Until now, there has never been a compatibility problem.. At a loss to explain this. Even fiddling with the onboard graphics utility does nothing.

Any help would be greatly appreciated.

Thank you again for reading this far.

J


----------



## jtrebel (Mar 28, 2011)

No one has any information? I've searched the web extensively and haven't found anything that can solve this problem. It seems to be intermittent too.


----------



## JimE (Apr 16, 2009)

Test the monitor on another PC. That will determine if you are having a PC or monitor issue.


----------



## jtrebel (Mar 28, 2011)

Dogg said:


> Test the monitor on another PC. That will determine if you are having a PC or monitor issue.


Perfect suggestion. I will do that and report back. 
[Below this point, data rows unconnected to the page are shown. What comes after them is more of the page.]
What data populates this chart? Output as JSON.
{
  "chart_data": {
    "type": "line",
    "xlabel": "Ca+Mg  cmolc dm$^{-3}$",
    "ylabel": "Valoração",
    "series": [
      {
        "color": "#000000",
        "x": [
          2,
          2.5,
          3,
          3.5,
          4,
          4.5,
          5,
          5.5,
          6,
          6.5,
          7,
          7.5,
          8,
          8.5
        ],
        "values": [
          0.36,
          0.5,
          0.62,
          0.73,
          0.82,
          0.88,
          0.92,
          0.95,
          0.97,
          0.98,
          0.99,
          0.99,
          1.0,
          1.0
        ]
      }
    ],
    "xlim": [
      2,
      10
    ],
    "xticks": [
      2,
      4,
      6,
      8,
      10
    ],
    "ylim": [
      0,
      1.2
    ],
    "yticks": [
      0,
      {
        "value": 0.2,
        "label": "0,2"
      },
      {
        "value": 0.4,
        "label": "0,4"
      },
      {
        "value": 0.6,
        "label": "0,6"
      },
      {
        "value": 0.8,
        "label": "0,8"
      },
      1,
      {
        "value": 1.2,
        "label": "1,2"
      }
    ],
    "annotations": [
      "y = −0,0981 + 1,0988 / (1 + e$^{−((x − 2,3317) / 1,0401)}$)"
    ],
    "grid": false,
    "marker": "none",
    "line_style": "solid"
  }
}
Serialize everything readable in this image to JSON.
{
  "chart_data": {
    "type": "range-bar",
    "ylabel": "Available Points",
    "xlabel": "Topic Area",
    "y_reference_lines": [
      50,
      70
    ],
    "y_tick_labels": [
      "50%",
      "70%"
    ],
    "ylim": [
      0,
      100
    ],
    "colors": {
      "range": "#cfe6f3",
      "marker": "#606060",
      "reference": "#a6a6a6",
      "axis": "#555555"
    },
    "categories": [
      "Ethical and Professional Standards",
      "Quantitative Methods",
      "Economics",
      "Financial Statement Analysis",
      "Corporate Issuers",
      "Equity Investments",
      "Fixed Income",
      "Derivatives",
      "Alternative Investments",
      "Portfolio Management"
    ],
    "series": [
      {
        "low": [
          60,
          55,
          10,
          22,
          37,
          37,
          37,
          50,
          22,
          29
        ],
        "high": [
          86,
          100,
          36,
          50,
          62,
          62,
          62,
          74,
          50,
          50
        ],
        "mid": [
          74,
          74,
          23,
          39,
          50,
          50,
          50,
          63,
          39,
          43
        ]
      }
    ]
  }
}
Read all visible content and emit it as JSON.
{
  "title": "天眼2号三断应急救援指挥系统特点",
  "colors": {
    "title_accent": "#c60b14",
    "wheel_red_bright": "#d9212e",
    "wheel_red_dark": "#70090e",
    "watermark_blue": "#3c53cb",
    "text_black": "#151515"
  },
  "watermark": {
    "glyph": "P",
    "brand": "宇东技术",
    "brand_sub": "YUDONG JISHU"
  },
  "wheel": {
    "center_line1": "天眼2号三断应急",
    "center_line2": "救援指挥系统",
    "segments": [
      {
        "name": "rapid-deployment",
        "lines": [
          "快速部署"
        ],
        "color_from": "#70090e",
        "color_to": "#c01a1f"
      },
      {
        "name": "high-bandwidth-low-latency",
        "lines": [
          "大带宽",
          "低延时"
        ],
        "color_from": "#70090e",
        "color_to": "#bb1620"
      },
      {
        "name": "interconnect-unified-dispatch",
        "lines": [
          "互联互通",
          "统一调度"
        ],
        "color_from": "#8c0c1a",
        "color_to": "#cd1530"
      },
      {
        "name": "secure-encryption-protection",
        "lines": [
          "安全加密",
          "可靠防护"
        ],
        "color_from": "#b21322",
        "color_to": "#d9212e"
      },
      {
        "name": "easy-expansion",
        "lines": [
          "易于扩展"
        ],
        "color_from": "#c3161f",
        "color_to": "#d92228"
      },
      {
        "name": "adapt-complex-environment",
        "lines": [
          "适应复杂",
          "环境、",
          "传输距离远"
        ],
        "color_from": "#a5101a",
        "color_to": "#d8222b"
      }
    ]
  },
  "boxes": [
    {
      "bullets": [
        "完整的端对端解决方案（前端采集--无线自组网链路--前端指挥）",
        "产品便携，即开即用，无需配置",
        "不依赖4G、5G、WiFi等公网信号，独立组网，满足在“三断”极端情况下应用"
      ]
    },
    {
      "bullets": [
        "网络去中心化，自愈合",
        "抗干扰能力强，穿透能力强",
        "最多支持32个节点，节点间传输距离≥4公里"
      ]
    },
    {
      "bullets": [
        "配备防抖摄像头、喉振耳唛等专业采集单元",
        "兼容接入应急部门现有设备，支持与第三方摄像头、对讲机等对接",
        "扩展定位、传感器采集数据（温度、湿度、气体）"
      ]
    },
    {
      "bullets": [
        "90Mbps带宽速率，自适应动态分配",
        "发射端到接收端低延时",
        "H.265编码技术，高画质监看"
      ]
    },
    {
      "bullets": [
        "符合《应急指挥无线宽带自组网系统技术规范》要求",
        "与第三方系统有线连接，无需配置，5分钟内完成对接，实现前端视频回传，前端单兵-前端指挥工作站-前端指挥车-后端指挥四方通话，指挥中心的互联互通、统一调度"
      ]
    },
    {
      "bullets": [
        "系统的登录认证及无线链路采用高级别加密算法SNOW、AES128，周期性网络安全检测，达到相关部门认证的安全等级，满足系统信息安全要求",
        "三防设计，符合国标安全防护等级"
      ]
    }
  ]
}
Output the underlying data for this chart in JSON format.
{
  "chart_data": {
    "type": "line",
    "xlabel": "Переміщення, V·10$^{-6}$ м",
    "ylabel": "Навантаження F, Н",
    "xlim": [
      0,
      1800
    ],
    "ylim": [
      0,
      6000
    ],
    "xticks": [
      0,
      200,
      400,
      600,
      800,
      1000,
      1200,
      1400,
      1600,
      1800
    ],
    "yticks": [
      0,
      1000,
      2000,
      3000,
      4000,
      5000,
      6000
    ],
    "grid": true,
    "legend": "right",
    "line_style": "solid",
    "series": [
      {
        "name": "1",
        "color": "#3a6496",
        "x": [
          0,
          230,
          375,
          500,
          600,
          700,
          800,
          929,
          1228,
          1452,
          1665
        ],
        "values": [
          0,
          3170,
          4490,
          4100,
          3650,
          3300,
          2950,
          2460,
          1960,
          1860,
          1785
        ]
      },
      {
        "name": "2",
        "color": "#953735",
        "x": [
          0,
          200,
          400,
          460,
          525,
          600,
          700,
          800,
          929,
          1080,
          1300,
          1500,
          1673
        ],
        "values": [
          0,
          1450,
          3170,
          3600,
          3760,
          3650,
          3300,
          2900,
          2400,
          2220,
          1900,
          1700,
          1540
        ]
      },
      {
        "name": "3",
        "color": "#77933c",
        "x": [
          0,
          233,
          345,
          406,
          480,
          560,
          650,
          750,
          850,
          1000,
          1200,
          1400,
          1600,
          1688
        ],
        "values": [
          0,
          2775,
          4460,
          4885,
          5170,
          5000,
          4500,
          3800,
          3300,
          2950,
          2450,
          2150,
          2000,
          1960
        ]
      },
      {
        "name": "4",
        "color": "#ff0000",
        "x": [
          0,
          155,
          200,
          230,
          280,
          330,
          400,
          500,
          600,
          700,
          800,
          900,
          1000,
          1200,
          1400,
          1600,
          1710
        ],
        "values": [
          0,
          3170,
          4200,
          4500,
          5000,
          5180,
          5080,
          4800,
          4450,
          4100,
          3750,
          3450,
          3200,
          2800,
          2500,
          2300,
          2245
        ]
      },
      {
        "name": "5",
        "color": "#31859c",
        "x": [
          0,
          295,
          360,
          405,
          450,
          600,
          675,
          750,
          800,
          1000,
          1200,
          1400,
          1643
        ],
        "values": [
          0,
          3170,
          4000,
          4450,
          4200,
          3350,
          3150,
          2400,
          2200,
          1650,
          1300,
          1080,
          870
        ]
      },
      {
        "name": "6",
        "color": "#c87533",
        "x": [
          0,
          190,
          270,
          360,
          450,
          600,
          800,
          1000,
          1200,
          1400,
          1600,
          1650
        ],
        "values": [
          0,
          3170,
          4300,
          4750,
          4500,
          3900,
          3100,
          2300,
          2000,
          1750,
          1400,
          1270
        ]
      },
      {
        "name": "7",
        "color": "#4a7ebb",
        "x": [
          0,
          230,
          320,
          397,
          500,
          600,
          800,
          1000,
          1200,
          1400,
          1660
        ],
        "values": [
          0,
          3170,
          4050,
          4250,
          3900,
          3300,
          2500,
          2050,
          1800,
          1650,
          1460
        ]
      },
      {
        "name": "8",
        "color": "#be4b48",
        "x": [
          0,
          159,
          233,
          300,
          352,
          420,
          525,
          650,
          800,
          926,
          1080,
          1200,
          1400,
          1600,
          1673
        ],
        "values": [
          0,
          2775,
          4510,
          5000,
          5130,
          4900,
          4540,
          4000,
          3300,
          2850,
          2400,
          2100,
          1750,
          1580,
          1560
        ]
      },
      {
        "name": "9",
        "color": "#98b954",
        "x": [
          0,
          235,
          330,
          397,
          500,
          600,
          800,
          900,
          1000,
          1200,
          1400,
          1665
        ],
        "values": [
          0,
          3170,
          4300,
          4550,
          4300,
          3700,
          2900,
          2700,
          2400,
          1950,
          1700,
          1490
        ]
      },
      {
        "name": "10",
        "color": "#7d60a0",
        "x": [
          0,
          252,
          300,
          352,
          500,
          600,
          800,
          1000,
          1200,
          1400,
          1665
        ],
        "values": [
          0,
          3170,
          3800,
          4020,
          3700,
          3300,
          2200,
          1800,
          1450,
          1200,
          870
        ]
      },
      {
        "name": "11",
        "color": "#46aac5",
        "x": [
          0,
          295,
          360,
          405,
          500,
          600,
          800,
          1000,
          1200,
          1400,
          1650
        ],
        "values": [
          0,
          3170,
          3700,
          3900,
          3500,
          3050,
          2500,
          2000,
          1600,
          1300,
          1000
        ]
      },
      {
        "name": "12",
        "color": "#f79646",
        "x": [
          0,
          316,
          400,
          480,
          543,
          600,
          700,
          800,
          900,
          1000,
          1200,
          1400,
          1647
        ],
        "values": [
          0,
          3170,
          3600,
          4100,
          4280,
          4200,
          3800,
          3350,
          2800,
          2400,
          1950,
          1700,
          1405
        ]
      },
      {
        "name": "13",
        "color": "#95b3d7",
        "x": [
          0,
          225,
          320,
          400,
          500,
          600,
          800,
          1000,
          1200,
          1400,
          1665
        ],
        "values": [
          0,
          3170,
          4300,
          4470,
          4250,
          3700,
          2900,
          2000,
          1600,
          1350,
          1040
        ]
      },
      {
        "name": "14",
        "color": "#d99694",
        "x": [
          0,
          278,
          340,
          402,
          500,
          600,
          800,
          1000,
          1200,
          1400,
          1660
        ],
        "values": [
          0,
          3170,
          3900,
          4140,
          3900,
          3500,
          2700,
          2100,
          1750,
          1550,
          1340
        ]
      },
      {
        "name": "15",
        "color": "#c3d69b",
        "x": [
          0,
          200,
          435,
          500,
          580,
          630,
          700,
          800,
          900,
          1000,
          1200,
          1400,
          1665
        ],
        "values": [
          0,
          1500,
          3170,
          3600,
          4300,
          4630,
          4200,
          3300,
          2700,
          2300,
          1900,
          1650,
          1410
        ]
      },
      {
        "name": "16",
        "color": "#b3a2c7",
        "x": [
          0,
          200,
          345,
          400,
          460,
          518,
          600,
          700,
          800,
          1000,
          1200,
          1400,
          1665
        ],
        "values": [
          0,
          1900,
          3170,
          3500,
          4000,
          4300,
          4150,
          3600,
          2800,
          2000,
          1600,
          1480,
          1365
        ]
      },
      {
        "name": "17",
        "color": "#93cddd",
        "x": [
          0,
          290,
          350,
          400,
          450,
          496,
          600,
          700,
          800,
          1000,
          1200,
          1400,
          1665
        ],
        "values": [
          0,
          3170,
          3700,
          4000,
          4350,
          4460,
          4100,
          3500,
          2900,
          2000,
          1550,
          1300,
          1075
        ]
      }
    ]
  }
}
For now, it seems that the monitor needs to be on for awhile before it will actually stay on. Meaning, it feels that if the power has been off, then use the pc, then switch to external monitor, that the monitor's capacitors haven't warmed up yet. I've read that aging capacitors need to warm up. I say this because if the monitor has just been turned on, the screen will go black after switching to it after two seconds, but if you work from the notebook monitor and leave the external power on, it seems after 30 minutes or so, if you then change to external it comes on and stays on. 

Anyways, I will use it on another note PC. I even have another monitor that I know works, so I can test that one too. I will report back in a bit. 

Thank you for all your help!


----------



## JimE (Apr 16, 2009)

Based on that description, I'd say the monitor is failing/faulty. Testing will prove it one way or the other.


----------